The question now remains, who will break 8:00 or 9:00 first, each claiming new American records, Jager or Frerichs?
Going into the men’s 5,000m final, the race seemed poised to be a success. Though the prelims were a dramatic display of rain, crashes, and leans at the line, Bowerman’s Ryan Hill clinched an auto-qualifier spot by running 13:22.79 taking 5th in his heat. This being the 4th global championship Hill has run, his confidence going into the final was an exciting thing to behold. With an unfortunate turn of events however, Ryan came down with a viral illness before the final and under the advice of team doctors, would not compete. This left it up to Mohammed Ahmed to represent Bowerman in the 5K final, and after his 8th place finish a few days before in the 10K, Mo once again proved his fitness on the world stage. Going out strong with the lead pack, Ahmed tucked in cozily in 4th behind Rutto, Farah, and Chelimo. Ahmed kept his position more or less coming through the mile sitting in third now with Edris in front, before things got shaken up at 2K by Ethiopia’s Selemon Barega making a move. From here on out, similar to the 10K, Mohammed Ahmed had to hold to the front pack while the Ethiopians tried to break Mo Farah from the front. With dramatic moves being made each lap in the last mile, the build up to the final lap was exhilarating leaving the top six spots all within three seconds of each other. Battling with Barega, Mohammed ended up bettering his 10K placing by two spots, taking 6th in the 5K in 13:35.43, behind Barega in 13:35.34, Kejelcha in 4th in 13:33.51, Chelimo for bronze in 13:33.3, Farah for silver in 13:33.22, and Edris for gold in 13:32.79.

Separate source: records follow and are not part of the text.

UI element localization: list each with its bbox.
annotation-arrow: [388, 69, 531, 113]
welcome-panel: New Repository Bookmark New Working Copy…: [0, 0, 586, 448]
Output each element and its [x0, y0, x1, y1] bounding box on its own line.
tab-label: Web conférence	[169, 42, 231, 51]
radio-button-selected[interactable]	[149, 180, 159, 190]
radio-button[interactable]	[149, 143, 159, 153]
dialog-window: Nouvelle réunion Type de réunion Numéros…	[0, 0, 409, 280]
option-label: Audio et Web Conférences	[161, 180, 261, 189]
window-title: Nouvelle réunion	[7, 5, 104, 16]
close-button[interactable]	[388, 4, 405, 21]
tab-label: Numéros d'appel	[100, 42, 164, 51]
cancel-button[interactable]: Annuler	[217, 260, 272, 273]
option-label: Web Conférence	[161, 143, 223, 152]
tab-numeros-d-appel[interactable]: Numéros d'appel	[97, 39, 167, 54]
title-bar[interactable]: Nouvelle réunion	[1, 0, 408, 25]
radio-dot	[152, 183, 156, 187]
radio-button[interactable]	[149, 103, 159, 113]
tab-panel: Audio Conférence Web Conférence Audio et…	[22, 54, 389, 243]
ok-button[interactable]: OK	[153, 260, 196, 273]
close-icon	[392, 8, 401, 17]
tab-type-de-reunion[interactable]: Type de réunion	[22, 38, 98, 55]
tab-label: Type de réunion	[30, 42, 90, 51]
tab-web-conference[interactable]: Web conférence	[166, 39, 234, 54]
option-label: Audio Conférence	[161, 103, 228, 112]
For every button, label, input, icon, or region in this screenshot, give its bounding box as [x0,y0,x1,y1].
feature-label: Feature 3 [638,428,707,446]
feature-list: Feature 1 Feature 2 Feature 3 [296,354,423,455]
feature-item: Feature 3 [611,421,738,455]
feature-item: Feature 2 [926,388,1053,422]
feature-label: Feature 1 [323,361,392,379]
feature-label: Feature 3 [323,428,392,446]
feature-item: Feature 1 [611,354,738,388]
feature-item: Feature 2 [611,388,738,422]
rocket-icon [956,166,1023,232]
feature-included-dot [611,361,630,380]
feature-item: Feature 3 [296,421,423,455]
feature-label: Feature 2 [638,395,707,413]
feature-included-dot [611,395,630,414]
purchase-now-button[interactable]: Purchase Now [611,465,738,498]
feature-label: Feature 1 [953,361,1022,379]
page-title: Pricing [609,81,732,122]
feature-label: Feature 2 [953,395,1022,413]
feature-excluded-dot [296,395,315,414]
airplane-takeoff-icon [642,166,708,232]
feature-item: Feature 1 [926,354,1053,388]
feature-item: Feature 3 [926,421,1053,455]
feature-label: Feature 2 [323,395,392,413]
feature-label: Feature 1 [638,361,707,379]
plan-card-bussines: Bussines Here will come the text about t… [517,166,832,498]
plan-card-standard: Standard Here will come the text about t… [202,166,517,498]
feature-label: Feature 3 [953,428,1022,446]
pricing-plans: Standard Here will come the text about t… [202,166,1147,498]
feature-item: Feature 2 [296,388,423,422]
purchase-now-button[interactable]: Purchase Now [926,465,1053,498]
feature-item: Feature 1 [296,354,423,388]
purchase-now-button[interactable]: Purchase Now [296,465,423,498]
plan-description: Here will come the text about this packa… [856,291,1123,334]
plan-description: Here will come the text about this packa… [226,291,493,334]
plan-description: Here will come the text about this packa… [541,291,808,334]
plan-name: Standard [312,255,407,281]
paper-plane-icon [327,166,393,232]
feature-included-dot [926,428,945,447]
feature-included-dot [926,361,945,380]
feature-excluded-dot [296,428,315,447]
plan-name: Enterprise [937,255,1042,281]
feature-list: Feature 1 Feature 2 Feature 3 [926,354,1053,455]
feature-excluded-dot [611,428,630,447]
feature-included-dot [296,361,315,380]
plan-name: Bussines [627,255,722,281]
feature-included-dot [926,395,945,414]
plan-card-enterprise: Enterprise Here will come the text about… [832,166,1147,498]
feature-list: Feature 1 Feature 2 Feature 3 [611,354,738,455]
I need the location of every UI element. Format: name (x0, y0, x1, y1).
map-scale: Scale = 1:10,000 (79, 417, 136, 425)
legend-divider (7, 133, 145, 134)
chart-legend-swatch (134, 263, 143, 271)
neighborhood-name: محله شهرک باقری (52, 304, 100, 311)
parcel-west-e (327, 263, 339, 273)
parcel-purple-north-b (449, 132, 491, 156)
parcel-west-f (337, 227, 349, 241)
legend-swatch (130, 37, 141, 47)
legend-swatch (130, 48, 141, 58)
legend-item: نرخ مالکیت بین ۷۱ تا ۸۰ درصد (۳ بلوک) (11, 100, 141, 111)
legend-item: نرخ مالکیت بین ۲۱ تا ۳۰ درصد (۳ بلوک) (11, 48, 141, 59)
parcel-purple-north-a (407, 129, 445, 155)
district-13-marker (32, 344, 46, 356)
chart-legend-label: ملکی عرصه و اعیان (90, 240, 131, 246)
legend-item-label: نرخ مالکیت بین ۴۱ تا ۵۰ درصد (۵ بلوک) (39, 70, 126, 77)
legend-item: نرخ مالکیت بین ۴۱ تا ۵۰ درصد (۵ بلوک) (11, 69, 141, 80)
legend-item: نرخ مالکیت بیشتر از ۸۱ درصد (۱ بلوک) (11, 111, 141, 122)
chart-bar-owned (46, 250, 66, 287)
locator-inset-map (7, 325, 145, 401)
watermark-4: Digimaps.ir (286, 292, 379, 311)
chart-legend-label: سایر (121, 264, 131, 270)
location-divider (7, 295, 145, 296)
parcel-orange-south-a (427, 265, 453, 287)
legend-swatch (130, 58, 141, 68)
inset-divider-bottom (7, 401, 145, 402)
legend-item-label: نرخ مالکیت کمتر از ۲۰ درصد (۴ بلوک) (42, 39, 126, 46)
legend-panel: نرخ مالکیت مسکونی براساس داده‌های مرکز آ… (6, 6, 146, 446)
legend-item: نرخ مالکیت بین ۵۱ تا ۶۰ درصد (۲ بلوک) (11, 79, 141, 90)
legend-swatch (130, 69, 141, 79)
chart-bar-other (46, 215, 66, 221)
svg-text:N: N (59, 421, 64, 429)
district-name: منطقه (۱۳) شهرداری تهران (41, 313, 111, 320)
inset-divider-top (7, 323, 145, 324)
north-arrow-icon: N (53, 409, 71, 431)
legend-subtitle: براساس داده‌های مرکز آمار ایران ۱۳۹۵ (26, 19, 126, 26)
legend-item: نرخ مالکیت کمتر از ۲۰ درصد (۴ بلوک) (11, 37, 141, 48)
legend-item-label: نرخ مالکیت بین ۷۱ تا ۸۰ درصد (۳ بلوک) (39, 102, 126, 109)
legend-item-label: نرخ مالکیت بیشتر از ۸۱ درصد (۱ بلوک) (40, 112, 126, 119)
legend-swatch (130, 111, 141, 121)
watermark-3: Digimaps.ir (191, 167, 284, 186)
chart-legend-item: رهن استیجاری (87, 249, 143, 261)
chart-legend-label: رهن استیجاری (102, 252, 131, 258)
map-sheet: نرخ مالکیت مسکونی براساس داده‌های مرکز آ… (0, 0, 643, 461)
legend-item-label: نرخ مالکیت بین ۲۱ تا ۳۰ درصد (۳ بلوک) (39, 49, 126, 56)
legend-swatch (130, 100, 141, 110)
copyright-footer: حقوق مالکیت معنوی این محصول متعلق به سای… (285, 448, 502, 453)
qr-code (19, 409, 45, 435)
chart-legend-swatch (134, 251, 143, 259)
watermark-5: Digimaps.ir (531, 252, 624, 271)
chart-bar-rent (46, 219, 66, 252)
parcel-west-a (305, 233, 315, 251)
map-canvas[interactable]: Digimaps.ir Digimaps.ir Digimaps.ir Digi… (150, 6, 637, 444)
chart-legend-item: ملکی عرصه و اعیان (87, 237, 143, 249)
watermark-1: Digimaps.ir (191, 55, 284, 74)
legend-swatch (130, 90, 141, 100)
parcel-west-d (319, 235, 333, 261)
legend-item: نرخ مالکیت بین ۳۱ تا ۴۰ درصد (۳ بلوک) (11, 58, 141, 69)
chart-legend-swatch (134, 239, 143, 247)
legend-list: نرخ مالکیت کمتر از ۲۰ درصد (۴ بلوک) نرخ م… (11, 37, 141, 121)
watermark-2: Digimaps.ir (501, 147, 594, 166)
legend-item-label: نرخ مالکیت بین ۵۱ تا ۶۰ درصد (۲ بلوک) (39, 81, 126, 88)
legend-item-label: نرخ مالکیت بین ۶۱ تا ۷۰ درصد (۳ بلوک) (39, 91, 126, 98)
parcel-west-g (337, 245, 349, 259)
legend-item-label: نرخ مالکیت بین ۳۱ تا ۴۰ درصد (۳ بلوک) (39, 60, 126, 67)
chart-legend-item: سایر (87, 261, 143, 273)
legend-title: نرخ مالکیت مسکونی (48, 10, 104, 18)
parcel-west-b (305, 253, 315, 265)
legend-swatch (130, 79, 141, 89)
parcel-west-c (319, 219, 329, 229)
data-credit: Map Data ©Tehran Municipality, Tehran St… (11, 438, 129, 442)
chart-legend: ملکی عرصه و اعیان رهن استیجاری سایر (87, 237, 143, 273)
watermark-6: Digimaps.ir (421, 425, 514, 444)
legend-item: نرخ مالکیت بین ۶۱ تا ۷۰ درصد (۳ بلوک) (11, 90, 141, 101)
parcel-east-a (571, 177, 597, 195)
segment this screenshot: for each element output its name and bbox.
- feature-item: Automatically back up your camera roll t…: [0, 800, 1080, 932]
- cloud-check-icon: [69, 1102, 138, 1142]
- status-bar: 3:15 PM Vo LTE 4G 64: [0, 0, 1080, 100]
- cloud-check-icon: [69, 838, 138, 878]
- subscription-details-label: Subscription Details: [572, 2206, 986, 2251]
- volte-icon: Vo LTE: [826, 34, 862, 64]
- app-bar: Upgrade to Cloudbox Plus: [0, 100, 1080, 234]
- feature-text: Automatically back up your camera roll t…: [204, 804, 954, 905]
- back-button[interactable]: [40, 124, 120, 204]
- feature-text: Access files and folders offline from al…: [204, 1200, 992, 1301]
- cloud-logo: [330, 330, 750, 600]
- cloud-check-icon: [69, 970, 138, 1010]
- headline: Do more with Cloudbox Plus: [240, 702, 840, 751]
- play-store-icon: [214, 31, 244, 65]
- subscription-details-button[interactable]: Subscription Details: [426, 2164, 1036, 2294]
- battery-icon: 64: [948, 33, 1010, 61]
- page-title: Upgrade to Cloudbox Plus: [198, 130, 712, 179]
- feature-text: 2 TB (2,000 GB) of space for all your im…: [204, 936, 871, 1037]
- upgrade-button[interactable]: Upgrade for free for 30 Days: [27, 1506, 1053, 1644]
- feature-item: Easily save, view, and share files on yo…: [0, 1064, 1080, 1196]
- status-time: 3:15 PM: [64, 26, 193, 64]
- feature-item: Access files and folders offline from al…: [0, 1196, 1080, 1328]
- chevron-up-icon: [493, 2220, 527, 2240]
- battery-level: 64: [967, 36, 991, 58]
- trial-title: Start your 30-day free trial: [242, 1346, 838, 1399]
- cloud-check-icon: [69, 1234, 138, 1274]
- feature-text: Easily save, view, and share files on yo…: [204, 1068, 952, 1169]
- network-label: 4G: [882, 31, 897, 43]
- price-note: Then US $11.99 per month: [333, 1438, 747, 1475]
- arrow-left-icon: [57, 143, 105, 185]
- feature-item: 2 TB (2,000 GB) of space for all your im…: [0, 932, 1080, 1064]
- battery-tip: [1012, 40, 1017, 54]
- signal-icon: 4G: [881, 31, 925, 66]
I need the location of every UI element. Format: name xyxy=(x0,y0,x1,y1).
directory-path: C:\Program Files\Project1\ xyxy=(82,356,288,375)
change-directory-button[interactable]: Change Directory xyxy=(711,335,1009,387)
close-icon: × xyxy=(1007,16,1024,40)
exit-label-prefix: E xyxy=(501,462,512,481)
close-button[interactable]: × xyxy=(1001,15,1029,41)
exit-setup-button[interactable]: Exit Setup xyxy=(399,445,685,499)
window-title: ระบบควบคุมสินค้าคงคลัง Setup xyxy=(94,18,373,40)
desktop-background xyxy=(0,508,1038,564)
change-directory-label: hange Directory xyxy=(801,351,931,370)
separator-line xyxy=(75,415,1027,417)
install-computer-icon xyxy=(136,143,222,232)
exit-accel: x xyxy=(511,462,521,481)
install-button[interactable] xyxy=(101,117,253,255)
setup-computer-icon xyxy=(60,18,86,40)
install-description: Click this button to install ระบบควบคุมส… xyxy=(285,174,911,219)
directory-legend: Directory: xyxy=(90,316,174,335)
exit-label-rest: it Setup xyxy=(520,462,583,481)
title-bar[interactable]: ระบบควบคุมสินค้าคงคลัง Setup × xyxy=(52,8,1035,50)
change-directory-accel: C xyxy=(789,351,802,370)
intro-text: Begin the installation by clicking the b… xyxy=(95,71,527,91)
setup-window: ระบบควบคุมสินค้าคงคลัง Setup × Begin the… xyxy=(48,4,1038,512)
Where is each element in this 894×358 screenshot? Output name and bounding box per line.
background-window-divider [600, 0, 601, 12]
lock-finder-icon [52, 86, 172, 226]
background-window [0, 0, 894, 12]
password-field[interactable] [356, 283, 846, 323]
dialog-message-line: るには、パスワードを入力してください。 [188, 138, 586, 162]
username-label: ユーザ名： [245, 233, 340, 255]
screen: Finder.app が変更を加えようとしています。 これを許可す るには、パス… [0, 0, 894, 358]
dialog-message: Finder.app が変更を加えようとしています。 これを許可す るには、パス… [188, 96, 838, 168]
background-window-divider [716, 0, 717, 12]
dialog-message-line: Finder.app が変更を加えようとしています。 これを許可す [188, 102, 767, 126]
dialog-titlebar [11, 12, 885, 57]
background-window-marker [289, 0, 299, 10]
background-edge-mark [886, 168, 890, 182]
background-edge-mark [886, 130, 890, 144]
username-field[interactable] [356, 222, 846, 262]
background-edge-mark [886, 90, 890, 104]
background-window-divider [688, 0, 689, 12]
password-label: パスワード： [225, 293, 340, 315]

After a perfectly executed prelim, Shelby Houlihan was looking to capitalize on her fitness and race fearlessly in the 5,000m final. Going out quite tactically, beginning in an 82 second lap, the race opened up to no one’s surprise when Ethiopia’s Almaz Ayana and Kenya’s Hellen Obiri began hammering off the front around 1.5K. Playing out similarly to the 10,000m final, except Ayana having company in the form of Obiri this time, two chase packs formed behind the strong move being made off the front. Houlihan tucked in with fellow Americans Molly Huddle and Shannon Rowbury. Playing it patiently, Houlihan’s hopes for the day came up a bit short with a 13th place finish in 15:06.4, right behind Huddle in 12th in 15:05.2, and Rowbury in 9th in 14:59.92. Frustrated but not put out, Houlihan voiced the sentiment of missing an opportunity to display the fitness she clearly is in after her victory at the USA Track and Field Championships. Looking to capitalize on some late racing, Houlihan will be on the track very soon to hopefully run the race she’s capable of.